Le cirque, une différence de langue ?

Il semble que les arts du cirque soient pratiqués différemment selon la langue. À ce propos, Benoît Ranger affirme : « L’influence européenne ou asiatique est très forte pour nous. Il y a beaucoup d’émotions dans ce que nous faisons. On travaille collectivement. En anglais, ils vont un peu plus dans la performance et l’unicité avant d’aller dans le travail collectif ».

Vraisemblablement, il est possible d’affirmer que le visage du cirque a changé au cours des dernières décennies et rejoint maintenant l’artiste multidisciplinaire. Aux arts circassiens se marient maintenant le chant, la danse, la musique…tout cela dans le but d’offrir un spectacle flamboyant de plus en plus en demande par le public. Il est d’ailleurs courant maintenant d’intégrer les arts du cirque dans un spectacle, autrefois composé d’une seule discipline. Preuve que le cirque est maintenant un « art » populaire.

Infos :

www.rendez-vousvancouver.com

www.threelittlereddots.org

Benoît Ranger et Les Transporteurs de rêves

Si c’est au Québec que Benoît Ranger a contracté le virus du cirque, c’est en Colombie-Britannique qu’il le diffuse désormais. À la tête de la compagnie Les Transporteurs de rêves, Benoît a lancé depuis plus de six ans un programme pédagogique auprès d’écoles de la Colombie-Britannique. Il anime un camp estival où les participants étudient et pratiquent les arts du cirque, en français. Cette année, il parcourra cinq villes de la province : Kamloops, Victoria, North Vancouver, Ucluelet et Rossland.
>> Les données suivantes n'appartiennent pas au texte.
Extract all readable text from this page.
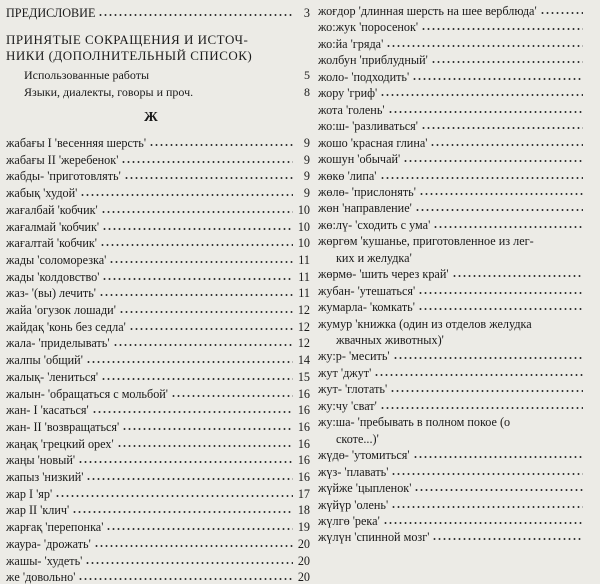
ПРЕДИСЛОВИЕ	3
ПРИНЯТЫЕ СОКРАЩЕНИЯ И ИСТОЧ-
НИКИ (ДОПОЛНИТЕЛЬНЫЙ СПИСОК)
Использованные работы	5
Языки, диалекты, говоры и проч.	8
Ж
жабағы I 'весенняя шерсть'	9
жабағы II 'жеребенок'	9
жабды- 'приготовлять'	9
жабық 'худой'	9
жағалбай 'кобчик'	10
жағалмай 'кобчик'	10
жағалтай 'кобчик'	10
жады 'соломорезка'	11
жады 'колдовство'	11
жаз- '(вы) лечить'	11
жайа 'огузок лошади'	12
жайдақ 'конь без седла'	12
жала- 'приделывать'	12
жалпы 'общий'	14
жалық- 'лениться'	15
жалын- 'обращаться с мольбой'	16
жан- I 'касаться'	16
жан- II 'возвращаться'	16
жаңақ 'грецкий орех'	16
жаңы 'новый'	16
жапыз 'низкий'	16
жар I 'яр'	17
жар II 'клич'	18
жарғақ 'перепонка'	19
жаура- 'дрожать'	20
жашы- 'худеть'	20
жe 'довольно'	20
жоғдор 'длинная шерсть на шее верблюда'
жо:жук 'поросенок'
жо:йа 'гряда'
жолбун 'приблудный'
жоло- 'подходить'
жору 'гриф'
жота 'голень'
жо:ш- 'разливаться'
жошо 'красная глина'
жошун 'обычай'
жөкө 'липа'
жөлө- 'прислонять'
жөн 'направление'
жө:лү- 'сходить с ума'
жөргөм 'кушанье, приготовленное из лег-
ких и желудка'
жөрмө- 'шить через край'
жубан- 'утешаться'
жумарла- 'комкать'
жумур 'книжка (один из отделов желудка
жвачных животных)'
жу:р- 'месить'
жут 'джут'
жут- 'глотать'
жу:чу 'сват'
жу:ша- 'пребывать в полном покое (о
скоте...)'
жүдө- 'утомиться'
жүз- 'плавать'
жүйже 'цыпленок'
жүйүр 'олень'
жүлгө 'река'
жүлүн 'спинной мозг'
Isabelle Kirouac et Three Little Red Dots

Aux arts circassiens se marient maintenant le chant, la danse,
la musique… | Photo d’Isabelle Kerouac

Née au Québec, Isabelle Kirouac est une artiste formée en technique d’échasses acrobatiques, danse contemporaine et musique. Directrice de la compagnie Three Little Red Dots, elle a récemment dirigé le spectacle Comme des maisons à travers un kaléidoscope, une performance à mi-chemin entre la danse, le théâtre et le nouveau cirque. En ce qui a trait plus particulièrement au cirque, elle s’est illustrée comme échassière de renommée et enseigne cette discipline partout à travers le monde en plus d’être instructrice de cirque au Still Moon Arts Festival à Vancouver, depuis maintenant plusieurs années. Cet été, elle sera en tournée dans la province avec son spectacle multidisciplinaire Habitats.